According to New York Times, Nigeria’s gas-burning refineries prompted their proposal for a “gas leaning” plant, converting wasted gas into usable energy.
Establishing a new company, Process and Industrial Developments Ltd. (P.&I.D.), with a discreet base in the British Virgin Islands, Quinn and Cahill devised a plan.
The $500 million facility would process wet gas at no cost to Nigeria, producing lean gas for the grid. P.&I.D. would retain valuable byproducts for profit, while Nigeria would face damages if it withdrew before the 20-year contract’s end.
The two of them, familiar with Grace Taiga from the Ministry of Defense, facilitated the proposal’s journey with undisclosed payments exceeding $25,000 and a questionable $2,800 dinner. Taiga, now legal director at the Ministry of Petroleum Resources, pushed the contract to her boss, Rilwanu Lukman, who signed it on January 11, 2010.
However, setbacks emerged. The promised wet gas supply was retracted, causing financial strain on P.&I.D. Quinn’s appeal to the new president, at that time, Goodluck Jonathan, went unanswered. Unfazed by the absence of groundwork, the contract triggered international arbitration in London, a clause that would prove pivotal.
International arbitration, a discreet global mechanism, operates outside traditional courts.
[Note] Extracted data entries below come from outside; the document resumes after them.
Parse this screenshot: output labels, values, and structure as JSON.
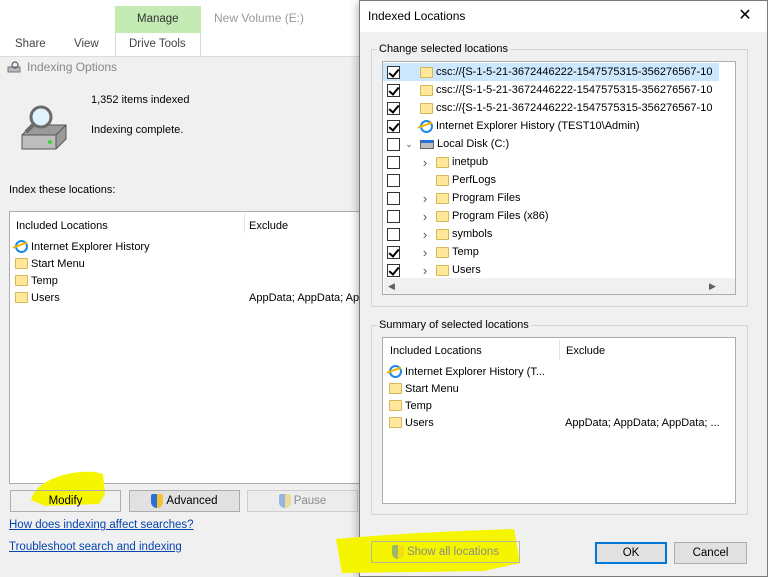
{
  "ribbon": {
    "context_tab": "Manage",
    "context_title": "New Volume (E:)",
    "tabs": [
      "Share",
      "View",
      "Drive Tools"
    ]
  },
  "indexing_options": {
    "title": "Indexing Options",
    "items_indexed": "1,352 items indexed",
    "status": "Indexing complete.",
    "section_label": "Index these locations:",
    "columns": [
      "Included Locations",
      "Exclude"
    ],
    "rows": [
      {
        "icon": "ie-icon",
        "name": "Internet Explorer History",
        "exclude": ""
      },
      {
        "icon": "folder-icon",
        "name": "Start Menu",
        "exclude": ""
      },
      {
        "icon": "folder-icon",
        "name": "Temp",
        "exclude": ""
      },
      {
        "icon": "folder-icon",
        "name": "Users",
        "exclude": "AppData; AppData; Ap"
      }
    ],
    "buttons": {
      "modify": "Modify",
      "advanced": "Advanced",
      "pause": "Pause"
    },
    "links": {
      "help": "How does indexing affect searches?",
      "troubleshoot": "Troubleshoot search and indexing"
    }
  },
  "dialog": {
    "title": "Indexed Locations",
    "change_group": "Change selected locations",
    "tree": [
      {
        "checked": true,
        "expander": "",
        "icon": "folder-icon",
        "label": "csc://{S-1-5-21-3672446222-1547575315-356276567-10",
        "selected": true
      },
      {
        "checked": true,
        "expander": "",
        "icon": "folder-icon",
        "label": "csc://{S-1-5-21-3672446222-1547575315-356276567-10",
        "selected": false
      },
      {
        "checked": true,
        "expander": "",
        "icon": "folder-icon",
        "label": "csc://{S-1-5-21-3672446222-1547575315-356276567-10",
        "selected": false
      },
      {
        "checked": true,
        "expander": "",
        "icon": "ie-icon",
        "label": "Internet Explorer History (TEST10\\Admin)",
        "selected": false
      },
      {
        "checked": false,
        "expander": "open",
        "icon": "drive-icon",
        "label": "Local Disk (C:)",
        "selected": false
      },
      {
        "checked": false,
        "expander": "closed",
        "icon": "folder-icon",
        "label": "inetpub",
        "selected": false
      },
      {
        "checked": false,
        "expander": "",
        "icon": "folder-icon",
        "label": "PerfLogs",
        "selected": false
      },
      {
        "checked": false,
        "expander": "closed",
        "icon": "folder-icon",
        "label": "Program Files",
        "selected": false
      },
      {
        "checked": false,
        "expander": "closed",
        "icon": "folder-icon",
        "label": "Program Files (x86)",
        "selected": false
      },
      {
        "checked": false,
        "expander": "closed",
        "icon": "folder-icon",
        "label": "symbols",
        "selected": false
      },
      {
        "checked": true,
        "expander": "closed",
        "icon": "folder-icon",
        "label": "Temp",
        "selected": false
      },
      {
        "checked": true,
        "expander": "closed",
        "icon": "folder-icon",
        "label": "Users",
        "selected": false
      }
    ],
    "summary_group": "Summary of selected locations",
    "summary_columns": [
      "Included Locations",
      "Exclude"
    ],
    "summary_rows": [
      {
        "icon": "ie-icon",
        "name": "Internet Explorer History (T...",
        "exclude": ""
      },
      {
        "icon": "folder-icon",
        "name": "Start Menu",
        "exclude": ""
      },
      {
        "icon": "folder-icon",
        "name": "Temp",
        "exclude": ""
      },
      {
        "icon": "folder-icon",
        "name": "Users",
        "exclude": "AppData; AppData; AppData; ..."
      }
    ],
    "buttons": {
      "show_all": "Show all locations",
      "ok": "OK",
      "cancel": "Cancel"
    }
  },
  "colors": {
    "highlight": "#f5f500",
    "manage_tab": "#c5ebb5",
    "selection": "#cce8ff",
    "accent": "#0078d7"
  }
}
In the case of P.&I.D., the process yielded a surprising outcome—the Nigerian government owing $6.6 billion in damages.
While arbitration is a common practice in global commerce, its lack of transparency in disputes involving public funds raises concerns about potential corruption concealment.
The P.&I.D. affair, had it been in court, could have been public, allowing scrutiny and highlighting potential issues. However, the secrecy of arbitration can facilitate corruption hiding. In a closed session in 2015, Lord Leonard Hoffman presided over a panel that found against Nigeria, unaware of the undisclosed payments to Taiga.